Membranas recorrentes na infância + recorrência rápida → Conjuntivite Lenhosa (Deficiência de Plasminogênio).
A conjuntivite lenhosa é uma forma rara de conjuntivite crônica causada pela deficiência de plasminogênio tipo I, resultando em acúmulo de fibrina e membranas lenhosas.
A conjuntivite lenhosa é a manifestação ocular mais comum da deficiência congênita de plasminogênio. A fisiopatologia reside na incapacidade de lisar a fibrina extravasada durante episódios inflamatórios menores, resultando em depósitos subepiteliais massivos. Além dos olhos, os pacientes podem apresentar lesões em gengivas, trato respiratório e geniturinário. O diagnóstico diferencial inclui conjuntivite adenoviral grave, conjuntivite bacteriana (especialmente por Streptococcus pyogenes ou Corynebacterium diphtheriae) e queimaduras químicas. O diagnóstico definitivo é confirmado pela dosagem dos níveis de atividade do plasminogênio plasmático.

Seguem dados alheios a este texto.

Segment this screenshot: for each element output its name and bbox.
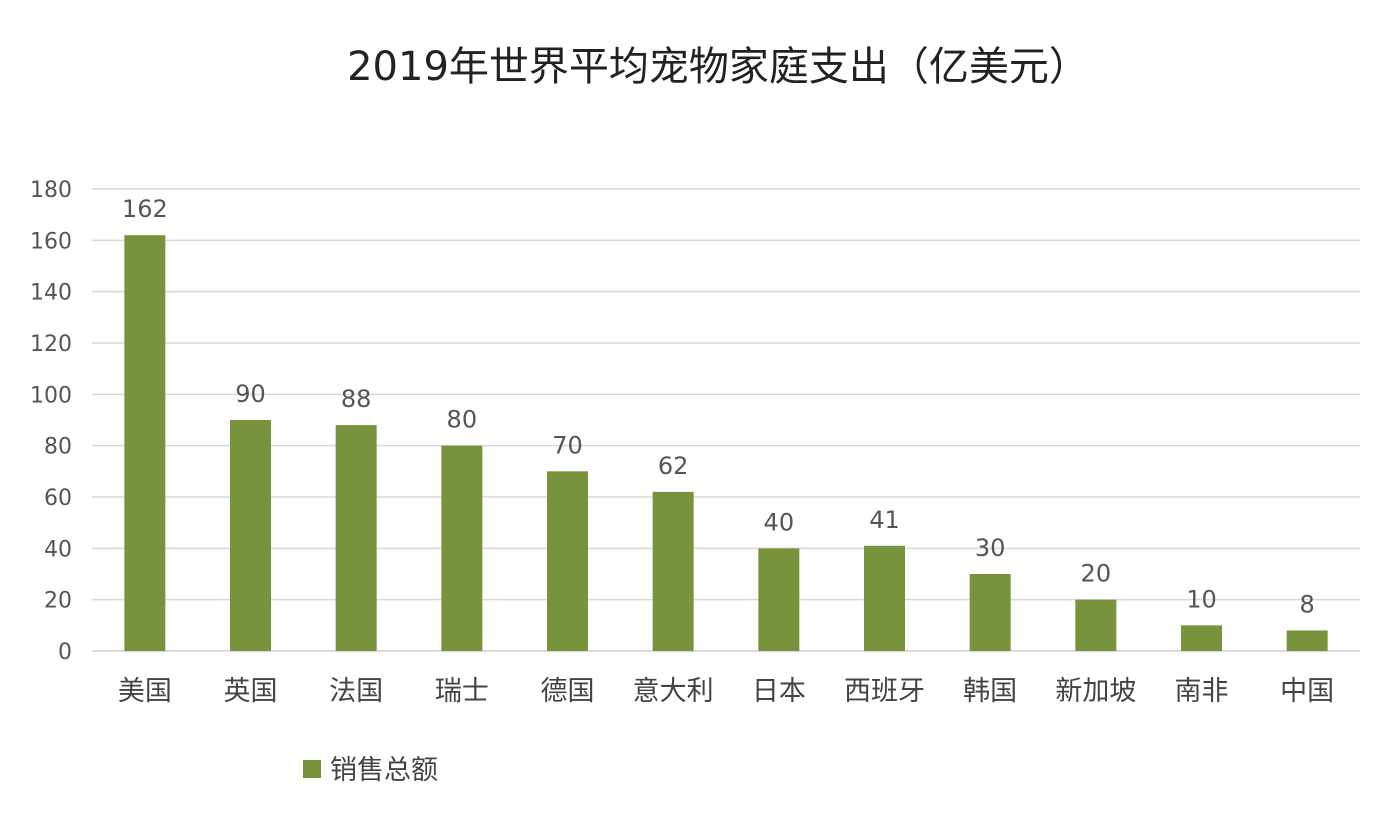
data-label: 88 — [341, 385, 372, 413]
x-category-label: 西班牙 — [844, 676, 925, 707]
bar — [124, 235, 166, 651]
bar — [1075, 599, 1117, 651]
grid-lines — [92, 188, 1360, 652]
bar — [441, 445, 483, 651]
data-label: 30 — [975, 534, 1006, 562]
data-labels: 162 90 88 80 70 62 40 41 30 20 10 8 — [122, 195, 1315, 618]
x-category-label: 英国 — [224, 676, 278, 707]
y-tick-label: 140 — [30, 281, 72, 306]
bar — [230, 420, 271, 651]
x-category-label: 南非 — [1175, 676, 1229, 707]
data-label: 80 — [447, 406, 478, 434]
x-category-label: 中国 — [1280, 676, 1334, 707]
data-label: 40 — [764, 508, 795, 536]
data-label: 41 — [869, 506, 900, 534]
legend: 销售总额 — [303, 755, 438, 786]
bar — [547, 471, 588, 651]
bar — [652, 491, 694, 651]
data-label: 8 — [1300, 590, 1315, 618]
data-label: 62 — [658, 452, 689, 480]
y-tick-label: 40 — [44, 537, 72, 562]
data-label: 10 — [1186, 585, 1217, 613]
bar — [1181, 625, 1222, 651]
x-category-label: 法国 — [329, 676, 383, 707]
x-category-label: 新加坡 — [1055, 676, 1136, 707]
data-label: 20 — [1081, 560, 1112, 588]
x-category-label: 日本 — [752, 676, 806, 707]
data-label: 70 — [552, 431, 583, 459]
y-axis-ticks: 0 20 40 60 80 100 120 140 160 180 — [30, 178, 72, 665]
y-tick-label: 120 — [30, 332, 72, 357]
bar — [1286, 630, 1328, 651]
x-category-label: 意大利 — [633, 676, 714, 707]
x-category-label: 德国 — [541, 676, 595, 707]
y-tick-label: 60 — [44, 486, 72, 511]
legend-label: 销售总额 — [330, 755, 438, 786]
x-category-label: 瑞士 — [435, 676, 489, 707]
y-tick-label: 160 — [30, 229, 72, 254]
data-label: 162 — [122, 195, 168, 223]
bars — [124, 235, 1328, 651]
y-tick-label: 80 — [44, 435, 72, 460]
bar — [335, 425, 377, 651]
y-tick-label: 100 — [30, 383, 72, 408]
legend-swatch — [303, 760, 321, 778]
y-tick-label: 20 — [44, 589, 72, 614]
bar — [969, 574, 1011, 651]
bar — [864, 545, 905, 651]
y-tick-label: 180 — [30, 178, 72, 203]
y-tick-label: 0 — [58, 640, 72, 665]
data-label: 90 — [235, 380, 266, 408]
x-axis-categories: 美国 英国 法国 瑞士 德国 意大利 日本 西班牙 韩国 新加坡 南非 中国 — [118, 676, 1334, 707]
bar — [758, 548, 800, 651]
chart-title: 2019年世界平均宠物家庭支出（亿美元） — [347, 44, 1089, 90]
x-category-label: 韩国 — [963, 676, 1017, 707]
x-category-label: 美国 — [118, 676, 172, 707]
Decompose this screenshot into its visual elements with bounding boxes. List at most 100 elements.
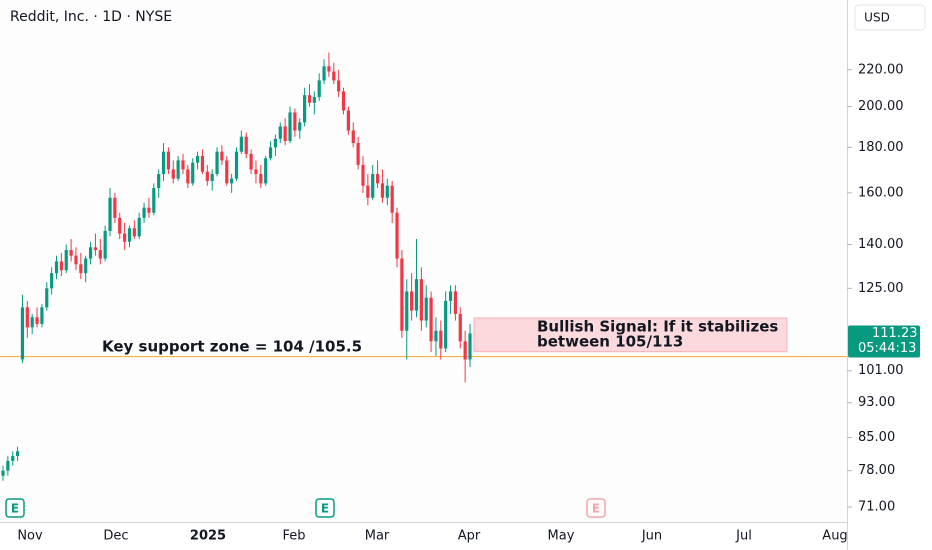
candle-body bbox=[424, 297, 428, 321]
candle-body bbox=[93, 247, 98, 251]
candle-body bbox=[239, 136, 243, 152]
candle-body bbox=[380, 183, 385, 198]
candle-body bbox=[273, 138, 278, 148]
x-tick-label: Aug bbox=[822, 529, 847, 544]
candle-body bbox=[307, 95, 312, 103]
candle-body bbox=[448, 291, 453, 301]
candle-body bbox=[259, 174, 263, 184]
candle-body bbox=[283, 126, 287, 141]
y-tick-label: 140.00 bbox=[858, 237, 904, 252]
currency-box[interactable] bbox=[854, 4, 926, 31]
candle-body bbox=[405, 291, 409, 331]
candle-body bbox=[327, 66, 331, 72]
y-tick-label: 200.00 bbox=[858, 99, 904, 114]
candle-body bbox=[45, 288, 49, 308]
x-tick-label: Dec bbox=[103, 529, 128, 544]
candle-body bbox=[419, 279, 423, 321]
x-tick-label: Jun bbox=[641, 529, 662, 544]
candle-body bbox=[346, 110, 350, 131]
candle-body bbox=[414, 279, 419, 311]
chart-title: Reddit, Inc. · 1D · NYSE bbox=[10, 9, 172, 25]
candle-body bbox=[249, 153, 253, 170]
candle-body bbox=[15, 451, 20, 457]
y-tick-label: 160.00 bbox=[858, 185, 904, 200]
support-label: Key support zone = 104 /105.5 bbox=[102, 338, 362, 356]
candle-body bbox=[79, 264, 83, 274]
candle-body bbox=[225, 160, 229, 184]
x-tick-label: 2025 bbox=[190, 529, 226, 544]
y-tick-label: 71.00 bbox=[858, 500, 895, 515]
y-tick-label: 93.00 bbox=[858, 395, 895, 410]
candle-body bbox=[166, 151, 170, 170]
last-price-box bbox=[848, 325, 920, 358]
earnings-label: E bbox=[321, 502, 329, 516]
candle-body bbox=[288, 112, 292, 141]
earnings-marker bbox=[5, 498, 25, 518]
candle-body bbox=[50, 273, 54, 289]
candle-body bbox=[200, 156, 205, 172]
candle-body bbox=[205, 171, 209, 181]
candle-body bbox=[312, 97, 316, 103]
candle-body bbox=[375, 174, 380, 184]
candle-body bbox=[468, 333, 472, 360]
candle-body bbox=[317, 80, 321, 98]
candle-body bbox=[303, 95, 307, 123]
candle-body bbox=[453, 291, 458, 314]
x-tick-label: Feb bbox=[282, 529, 305, 544]
candle-body bbox=[429, 297, 433, 342]
candle-body bbox=[385, 185, 389, 198]
candle-body bbox=[210, 174, 214, 181]
candle-body bbox=[103, 230, 107, 259]
candle-body bbox=[254, 169, 258, 175]
candle-body bbox=[337, 80, 341, 92]
candle-body bbox=[361, 164, 365, 186]
candle-body bbox=[176, 160, 180, 179]
candle-body bbox=[20, 307, 25, 360]
x-tick-label: May bbox=[548, 529, 575, 544]
y-tick-label: 180.00 bbox=[858, 140, 904, 155]
earnings-label: E bbox=[592, 502, 600, 516]
candle-body bbox=[181, 160, 185, 170]
candle-body bbox=[30, 317, 34, 328]
candle-body bbox=[366, 185, 370, 198]
x-tick-label: Jul bbox=[735, 529, 752, 544]
candle-body bbox=[298, 122, 302, 131]
plot-area bbox=[0, 0, 847, 522]
last-price: 111.23 bbox=[872, 326, 918, 341]
candle-body bbox=[195, 156, 200, 163]
candle-body bbox=[127, 228, 132, 242]
candle-body bbox=[186, 169, 190, 184]
candle-body bbox=[113, 197, 117, 218]
currency[interactable]: USD bbox=[864, 11, 890, 25]
x-tick-label: Mar bbox=[365, 529, 390, 544]
candle-body bbox=[293, 112, 297, 131]
x-tick-label: Nov bbox=[17, 529, 43, 544]
y-tick-label: 125.00 bbox=[858, 281, 904, 296]
candle-body bbox=[220, 151, 224, 161]
candle-body bbox=[157, 174, 161, 189]
candle-body bbox=[463, 341, 467, 360]
candle-body bbox=[264, 158, 268, 184]
candle-body bbox=[142, 207, 146, 218]
candle-body bbox=[98, 250, 102, 259]
candle-body bbox=[410, 291, 414, 311]
signal-label: between 105/113 bbox=[537, 333, 683, 351]
candle-body bbox=[371, 174, 375, 198]
candle-body bbox=[6, 460, 10, 471]
candle-body bbox=[332, 71, 336, 81]
candle-body bbox=[74, 255, 78, 265]
candle-body bbox=[11, 456, 15, 461]
candle-body bbox=[356, 143, 360, 165]
candle-body bbox=[69, 250, 73, 256]
candle-body bbox=[152, 188, 156, 213]
candle-body bbox=[137, 217, 141, 237]
candle-body bbox=[88, 247, 93, 259]
candle-body bbox=[161, 151, 166, 175]
candle-body bbox=[390, 185, 394, 213]
countdown: 05:44:13 bbox=[858, 341, 916, 356]
candle-body bbox=[171, 169, 175, 179]
candle-body bbox=[322, 66, 326, 81]
signal-label: Bullish Signal: If it stabilizes bbox=[537, 318, 778, 336]
candle-body bbox=[59, 261, 63, 271]
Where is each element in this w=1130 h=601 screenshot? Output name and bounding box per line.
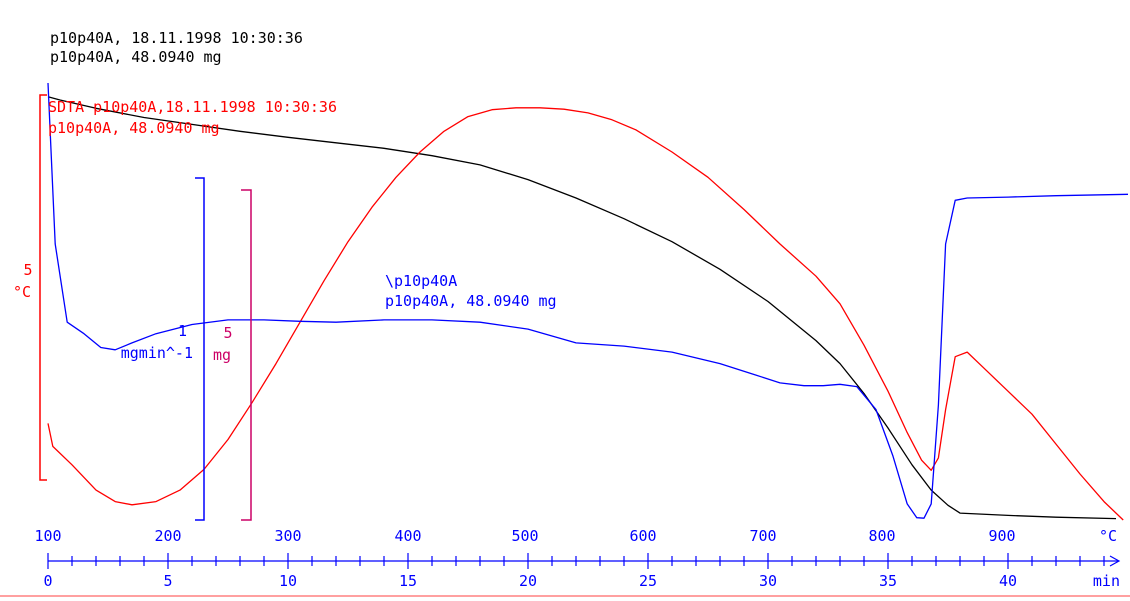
temperature-axis-unit: °C <box>1099 527 1117 545</box>
dtg-annotation-name: \p10p40A <box>385 272 457 290</box>
tg-title-line1: p10p40A, 18.11.1998 10:30:36 <box>50 29 303 47</box>
time-tick-label: 20 <box>519 572 537 590</box>
time-tick-label: 5 <box>163 572 172 590</box>
time-axis: min 0 5 10 15 20 25 30 35 40 <box>43 553 1121 590</box>
temperature-tick-label: 600 <box>629 527 656 545</box>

A conjuntivite lenhosa é caracterizada pela formação de membranas ou pseudomembranas espessas, de consistência endurecida (semelhante a madeira, daí o nome), que se desenvolvem principalmente na conjuntiva tarsal. O quadro inicia-se geralmente na infância e apresenta uma característica marcante: após a remoção mecânica das membranas, elas tendem a recorrer rapidamente, muitas vezes em questão de horas ou poucos dias.
A doença é causada por uma deficiência autossômica recessiva de plasminogênio (Tipo I). O plasminogênio é o precursor da plasmina, enzima responsável pela degradação da fibrina. Sem plasmina funcional, o processo de fibrinólise é prejudicado, levando ao acúmulo excessivo de fibrina após pequenos traumas ou inflamações, formando as lesões características não só nos olhos, mas também em outras mucosas.
O tratamento é desafiador. A remoção cirúrgica isolada é contraindicada pois estimula nova formação de fibrina. O manejo envolve o uso de plasminogênio tópico ou sistêmico (quando disponível), além de agentes fibrinolíticos como a heparina tópica e corticoides para reduzir a inflamação. Recentemente, o concentrado de plasminogênio humano purificado tem mostrado excelentes resultados.